Forms are added to the forms manager and referenced by a unique name:

<?php

$this
    ->forms
    ->set(
        'login',
        new LoginForm()
    )
;

Using the unique name, forms can be accessed in any part of the application:

<?php

$loginForm = $this->forms->get('login');

echo $loginForm->render();

If a form is not found in the manager, a Phalcon\Forms\Exception will be thrown.

Exceptions

Any exceptions thrown in the Phalcon\Forms namespace will be Phalcon\Forms\Exception.
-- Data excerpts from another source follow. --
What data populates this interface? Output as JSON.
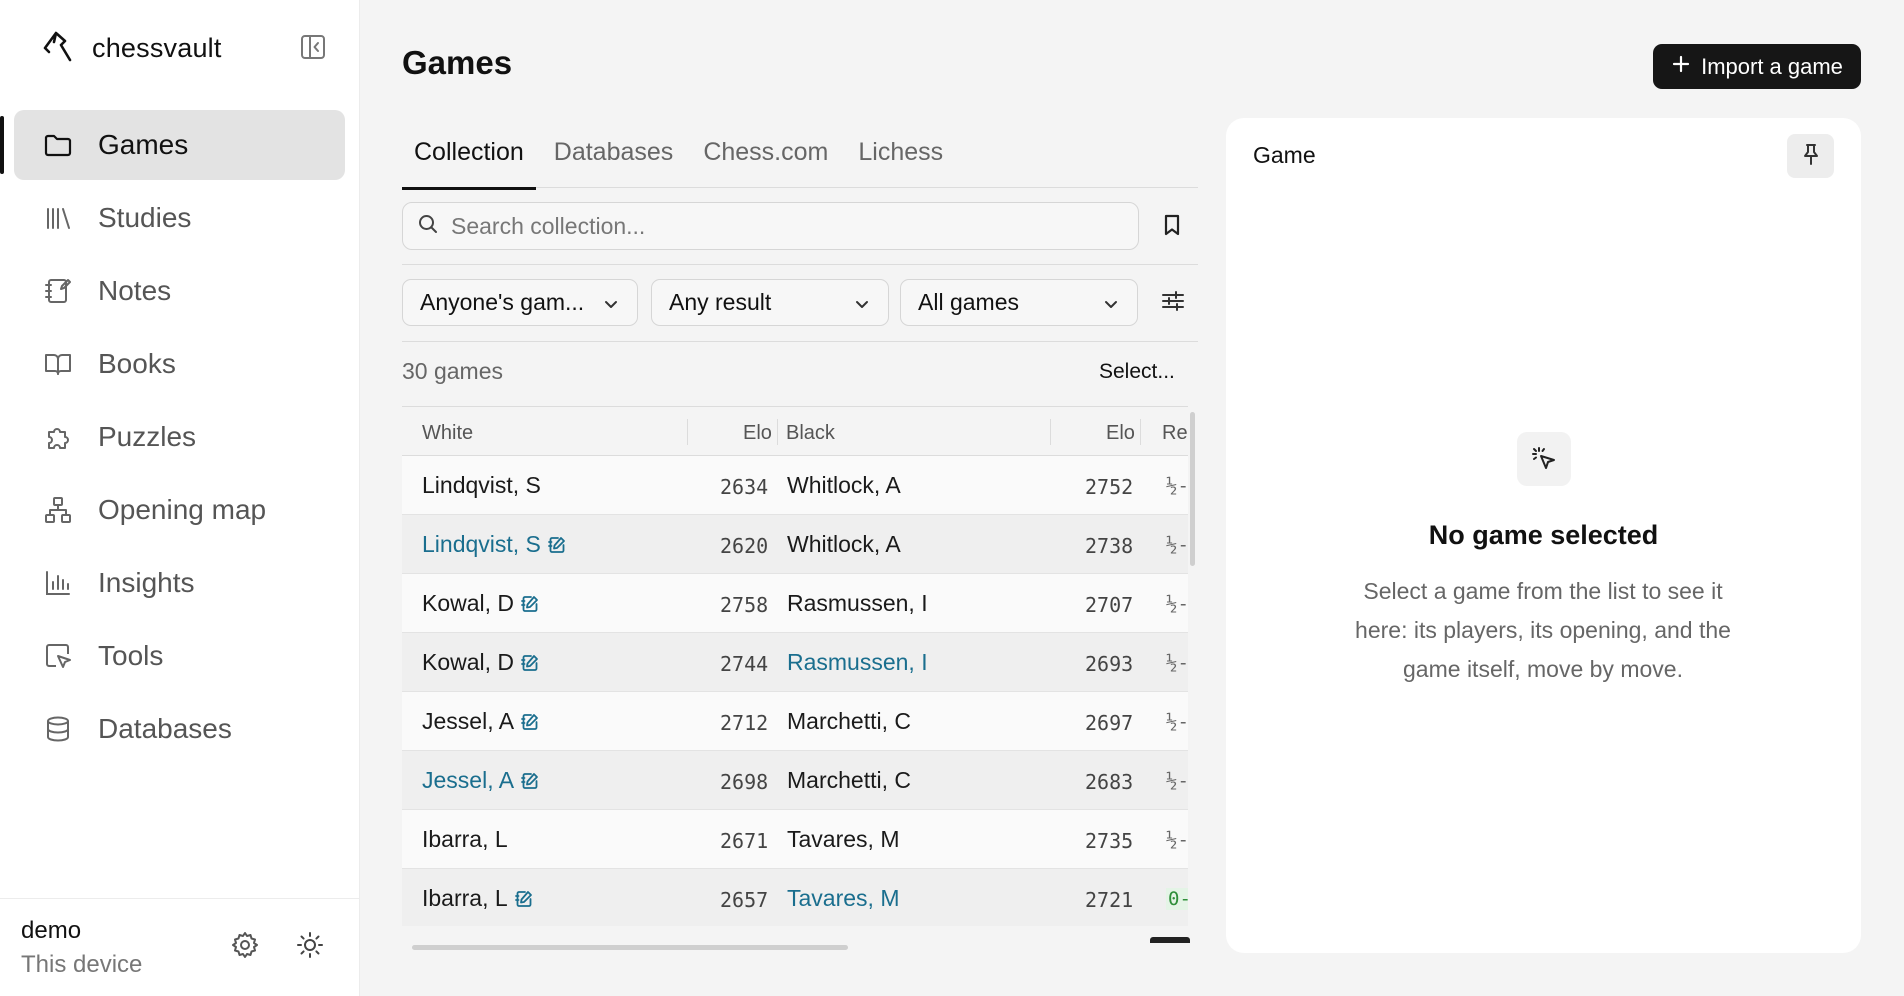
{
  "app": {
    "name": "chessvault"
  },
  "sidebar": {
    "items": [
      {
        "label": "Games",
        "icon": "folder-icon",
        "active": true
      },
      {
        "label": "Studies",
        "icon": "library-icon",
        "active": false
      },
      {
        "label": "Notes",
        "icon": "notebook-icon",
        "active": false
      },
      {
        "label": "Books",
        "icon": "book-icon",
        "active": false
      },
      {
        "label": "Puzzles",
        "icon": "puzzle-icon",
        "active": false
      },
      {
        "label": "Opening map",
        "icon": "network-icon",
        "active": false
      },
      {
        "label": "Insights",
        "icon": "bar-chart-icon",
        "active": false
      },
      {
        "label": "Tools",
        "icon": "cursor-square-icon",
        "active": false
      },
      {
        "label": "Databases",
        "icon": "database-icon",
        "active": false
      }
    ],
    "footer": {
      "user": "demo",
      "device": "This device"
    }
  },
  "main": {
    "title": "Games",
    "import_label": "Import a game",
    "tabs": [
      {
        "label": "Collection",
        "active": true
      },
      {
        "label": "Databases",
        "active": false
      },
      {
        "label": "Chess.com",
        "active": false
      },
      {
        "label": "Lichess",
        "active": false
      }
    ],
    "search": {
      "placeholder": "Search collection...",
      "value": ""
    },
    "filters": {
      "player": "Anyone's gam...",
      "result": "Any result",
      "scope": "All games"
    },
    "games_count": "30 games",
    "select_label": "Select...",
    "table": {
      "headers": {
        "white": "White",
        "white_elo": "Elo",
        "black": "Black",
        "black_elo": "Elo",
        "result": "Re"
      },
      "rows": [
        {
          "white": "Lindqvist, S",
          "white_note": false,
          "white_linked": false,
          "white_elo": "2634",
          "black": "Whitlock, A",
          "black_linked": false,
          "black_elo": "2752",
          "result": "½-"
        },
        {
          "white": "Lindqvist, S",
          "white_note": true,
          "white_linked": true,
          "white_elo": "2620",
          "black": "Whitlock, A",
          "black_linked": false,
          "black_elo": "2738",
          "result": "½-"
        },
        {
          "white": "Kowal, D",
          "white_note": true,
          "white_linked": false,
          "white_elo": "2758",
          "black": "Rasmussen, I",
          "black_linked": false,
          "black_elo": "2707",
          "result": "½-"
        },
        {
          "white": "Kowal, D",
          "white_note": true,
          "white_linked": false,
          "white_elo": "2744",
          "black": "Rasmussen, I",
          "black_linked": true,
          "black_elo": "2693",
          "result": "½-"
        },
        {
          "white": "Jessel, A",
          "white_note": true,
          "white_linked": false,
          "white_elo": "2712",
          "black": "Marchetti, C",
          "black_linked": false,
          "black_elo": "2697",
          "result": "½-"
        },
        {
          "white": "Jessel, A",
          "white_note": true,
          "white_linked": true,
          "white_elo": "2698",
          "black": "Marchetti, C",
          "black_linked": false,
          "black_elo": "2683",
          "result": "½-"
        },
        {
          "white": "Ibarra, L",
          "white_note": false,
          "white_linked": false,
          "white_elo": "2671",
          "black": "Tavares, M",
          "black_linked": false,
          "black_elo": "2735",
          "result": "½-"
        },
        {
          "white": "Ibarra, L",
          "white_note": true,
          "white_linked": false,
          "white_elo": "2657",
          "black": "Tavares, M",
          "black_linked": true,
          "black_elo": "2721",
          "result": "0-"
        }
      ]
    }
  },
  "panel": {
    "title": "Game",
    "empty_title": "No game selected",
    "empty_desc": "Select a game from the list to see it here: its players, its opening, and the game itself, move by move."
  },
  "colors": {
    "accent": "#161616",
    "link": "#1a6e8e",
    "active_nav": "#e3e3e3",
    "win": "#2f8f3a"
  }
}
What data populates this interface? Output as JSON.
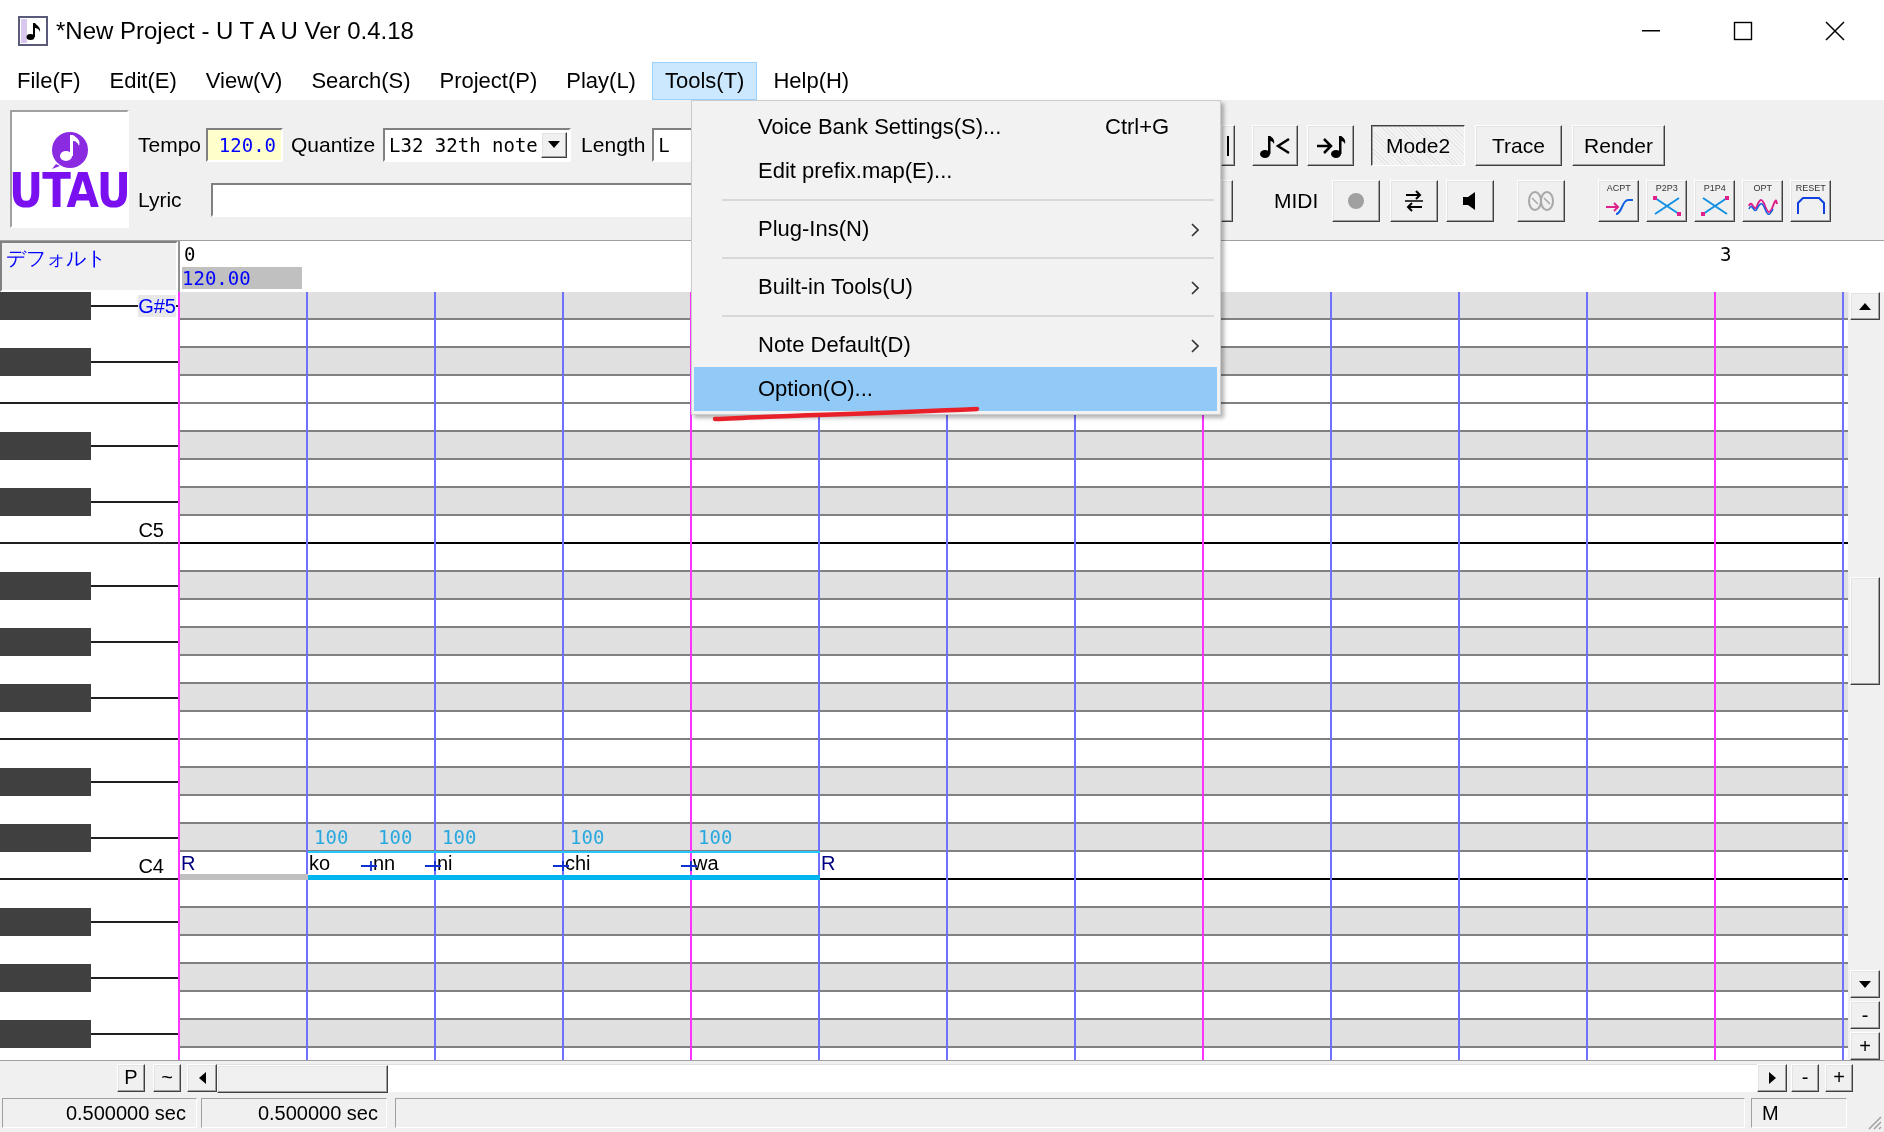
{
  "window": {
    "title": "*New Project - U T A U Ver 0.4.18"
  },
  "menu_bar": [
    {
      "label": "File(F)",
      "selected": false
    },
    {
      "label": "Edit(E)",
      "selected": false
    },
    {
      "label": "View(V)",
      "selected": false
    },
    {
      "label": "Search(S)",
      "selected": false
    },
    {
      "label": "Project(P)",
      "selected": false
    },
    {
      "label": "Play(L)",
      "selected": false
    },
    {
      "label": "Tools(T)",
      "selected": true
    },
    {
      "label": "Help(H)",
      "selected": false
    }
  ],
  "tools_menu": {
    "items": [
      {
        "kind": "command",
        "label": "Voice Bank Settings(S)...",
        "shortcut": "Ctrl+G",
        "selected": false
      },
      {
        "kind": "command",
        "label": "Edit prefix.map(E)...",
        "selected": false
      },
      {
        "kind": "separator"
      },
      {
        "kind": "submenu",
        "label": "Plug-Ins(N)",
        "selected": false
      },
      {
        "kind": "separator"
      },
      {
        "kind": "submenu",
        "label": "Built-in Tools(U)",
        "selected": false
      },
      {
        "kind": "separator"
      },
      {
        "kind": "submenu",
        "label": "Note Default(D)",
        "selected": false
      },
      {
        "kind": "command",
        "label": "Option(O)...",
        "selected": true
      }
    ]
  },
  "toolbar": {
    "logo": "UTAU",
    "tempo_label": "Tempo",
    "tempo": "120.0",
    "quantize_label": "Quantize",
    "quantize": "L32 32th note",
    "length_label": "Length",
    "length": "L",
    "lyric_label": "Lyric",
    "mode_buttons": [
      {
        "label": "Mode2",
        "pressed": true
      },
      {
        "label": "Trace",
        "pressed": false
      },
      {
        "label": "Render",
        "pressed": false
      }
    ],
    "midi_label": "MIDI",
    "tool_buttons": [
      {
        "label": "ACPT"
      },
      {
        "label": "P2P3"
      },
      {
        "label": "P1P4"
      },
      {
        "label": "OPT"
      },
      {
        "label": "RESET"
      }
    ]
  },
  "ruler": {
    "track_name": "デフォルト",
    "tempo_mark": "120.00",
    "measures": [
      {
        "label": "0",
        "kind": "first"
      },
      {
        "label": "3",
        "kind": "fourth"
      }
    ]
  },
  "piano_roll": {
    "rows": [
      {
        "kind": "black",
        "octave_start": false,
        "label": "G#5",
        "label_highlighted": true
      },
      {
        "kind": "white",
        "octave_start": false
      },
      {
        "kind": "black",
        "octave_start": false
      },
      {
        "kind": "white",
        "octave_start": false
      },
      {
        "kind": "white",
        "octave_start": false
      },
      {
        "kind": "black",
        "octave_start": false
      },
      {
        "kind": "white",
        "octave_start": false
      },
      {
        "kind": "black",
        "octave_start": false
      },
      {
        "kind": "white",
        "octave_start": true,
        "label": "C5",
        "label_highlighted": false
      },
      {
        "kind": "white",
        "octave_start": false
      },
      {
        "kind": "black",
        "octave_start": false
      },
      {
        "kind": "white",
        "octave_start": false
      },
      {
        "kind": "black",
        "octave_start": false
      },
      {
        "kind": "white",
        "octave_start": false
      },
      {
        "kind": "black",
        "octave_start": false
      },
      {
        "kind": "white",
        "octave_start": false
      },
      {
        "kind": "white",
        "octave_start": false
      },
      {
        "kind": "black",
        "octave_start": false
      },
      {
        "kind": "white",
        "octave_start": false
      },
      {
        "kind": "black",
        "octave_start": false
      },
      {
        "kind": "white",
        "octave_start": true,
        "label": "C4",
        "label_highlighted": false,
        "notes": [
          {
            "kind": "rest",
            "lyric": "R",
            "short": false,
            "bar": true
          },
          {
            "kind": "note",
            "lyric": "ko",
            "velocity": "100",
            "short": true
          },
          {
            "kind": "note",
            "lyric": "nn",
            "velocity": "100",
            "short": true
          },
          {
            "kind": "note",
            "lyric": "ni",
            "velocity": "100",
            "short": false
          },
          {
            "kind": "note",
            "lyric": "chi",
            "velocity": "100",
            "short": false
          },
          {
            "kind": "note",
            "lyric": "wa",
            "velocity": "100",
            "short": false
          },
          {
            "kind": "rest",
            "lyric": "R",
            "short": false,
            "bar": false
          }
        ]
      },
      {
        "kind": "white",
        "octave_start": false
      },
      {
        "kind": "black",
        "octave_start": false
      },
      {
        "kind": "white",
        "octave_start": false
      },
      {
        "kind": "black",
        "octave_start": false
      },
      {
        "kind": "white",
        "octave_start": false
      },
      {
        "kind": "black",
        "octave_start": false
      },
      {
        "kind": "white"
      }
    ]
  },
  "vertical_scrollbar": {
    "zoom_buttons": [
      "-",
      "+"
    ]
  },
  "horizontal_bar": {
    "buttons": [
      "P",
      "~"
    ],
    "zoom_buttons": [
      "-",
      "+"
    ]
  },
  "status_bar": {
    "position": "0.500000 sec",
    "length": "0.500000 sec",
    "mode": "M"
  }
}
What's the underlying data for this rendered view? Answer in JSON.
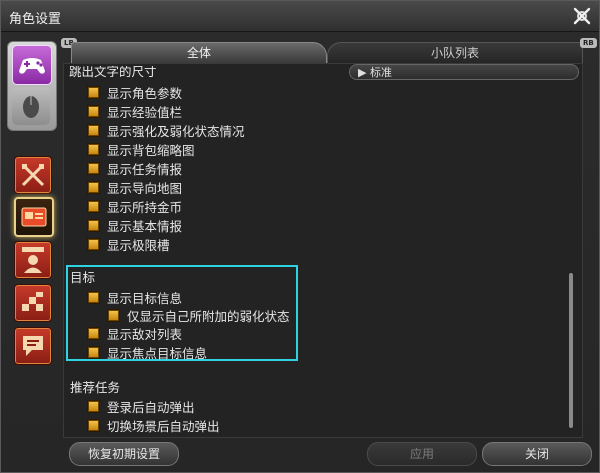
{
  "window": {
    "title": "角色设置"
  },
  "tabs": {
    "left_badge": "LB",
    "right_badge": "RB",
    "all": "全体",
    "party": "小队列表"
  },
  "dropdown": {
    "value": "标准"
  },
  "section_top": {
    "partial_heading": "跳出文字的尺寸",
    "items": [
      "显示角色参数",
      "显示经验值栏",
      "显示强化及弱化状态情况",
      "显示背包缩略图",
      "显示任务情报",
      "显示导向地图",
      "显示所持金币",
      "显示基本情报",
      "显示极限槽"
    ]
  },
  "section_target": {
    "heading": "目标",
    "items": [
      "显示目标信息",
      "仅显示自己所附加的弱化状态",
      "显示敌对列表",
      "显示焦点目标信息"
    ]
  },
  "section_quest": {
    "heading": "推荐任务",
    "items": [
      "登录后自动弹出",
      "切换场景后自动弹出"
    ]
  },
  "buttons": {
    "reset": "恢复初期设置",
    "apply": "应用",
    "close": "关闭"
  },
  "colors": {
    "highlight": "#2fd3e0",
    "checkbox": "#f3c24a"
  }
}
You can use these exceptions to selectively catch exceptions thrown only from this component.

<?php

use Phalcon\Forms\Exception;
use Phalcon\Forms\Manager;
use Phalcon\Mvc\Controller;

/**
 * @property Manager $forms
 */
class IndexController extends Controller
{
    public function index()
    {
        try {
            $this->forms->get('unknown-form');
        } catch (Exception $ex) {
            echo $ex->getMessage();
        }
    }
}

Dependency Injection

Phalcon\Forms\Form extends Phalcon\Di\Injectable, so you have access to the application services if needed:

<?php

use Phalcon\Forms\Element\Hidden;
use Phalcon\Forms\Element\Text;
use Phalcon\Forms\Form;
use Phalcon\Security;

/**
 * @property Security $security
 */
class ContactForm extends Form
{
    public function initialize()
    {
        // Set the same form as the entity
        $this->setEntity($this);

        // Add a text element to capture the 'email'
        $this->add(
            new Text(
                'email'
            )
        );

        // Add a text element to put a hidden CSRF
        $this->add(
            new Hidden(
                'csrf'
            )
        );
    }

    public function getCsrf()
    {
        return $this->security->getToken();
    }
}

Additional Resources

  • Vökuró, is a sample application that uses the forms builder to create and manage forms.